She strides on stage like a proactive Cinders who hasn't hung around waiting for some poxy fairy godmother to give her the nod. Still, it's something of a shock to see Beth Orton, the undisputed queen of self-deprecation, as the belle of her own ball.
Throughout, Orton keeps shaking her head, wearing the demeanour of a Jim'll Fix It contestant who never had to go home. Not even a burst of piercing feedback can wipe the grin off her face as she launches into Trailer Park's seductive, dance-inflected folk. The early songs find her brittle but compelling voice a little submerged by her seven-strong backing group, but she responds confidently to the mixing correction. Unfortunately, the twentysomething trendies for whom Beth's ballads are a dinner party treat, chatter away as if the vol-au-vents are about to be served.
Which is to imply that Orton's absorption of US folk and jazz is one dimensional.

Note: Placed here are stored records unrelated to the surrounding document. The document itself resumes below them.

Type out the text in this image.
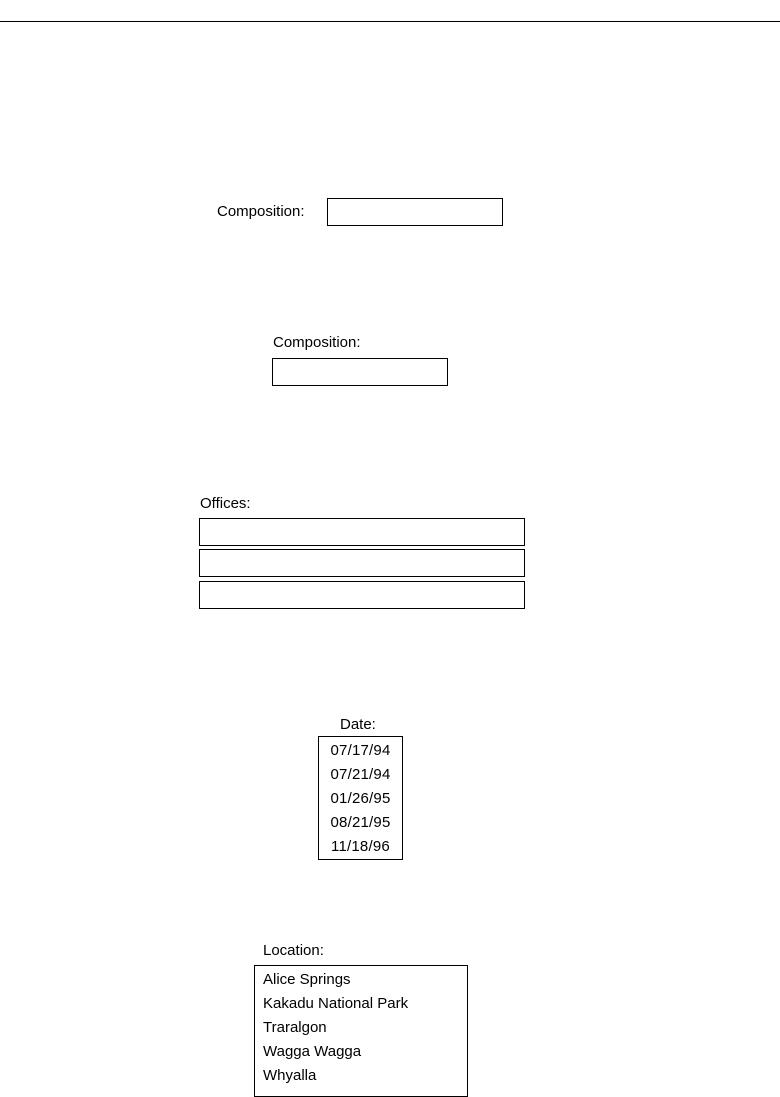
Composition:
Composition:
Offices:
Date:
07/17/94
07/21/94
01/26/95
08/21/95
11/18/96
Location:
Alice Springs
Kakadu National Park
Traralgon
Wagga Wagga
Whyalla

It's not. Echoes of Joni Mitchell are undeniable, and at one point Orton herself announces self-consciously that Terry Callier, a recent collaborator, won't be able to make it tonight. Banter with the audience, though, suggests that Orton has spent more time listening to Kathy Burke than Dancing Girl, and Orton goes on to prove she's more than the sum parts of her 10-gallon-hat record collection.
By the time she launches into crisp renditions of Sugar Boy and I Wish I Never Saw The Sunshine, even the Deep South countrified hitch in her singing voice makes you wonder if she hasn't hailed from Norwich, Texas.
Fittingly for the inner-city pastures of Shepherd's Bush, Orton's neatest trick is to have infused her countrified musical vocabulary of broken hearts and promises with a contemporary sense of urban isolation. Of course, this being Beth Orton, and so it's all done with a smile. Loneliness never looked like so much fun.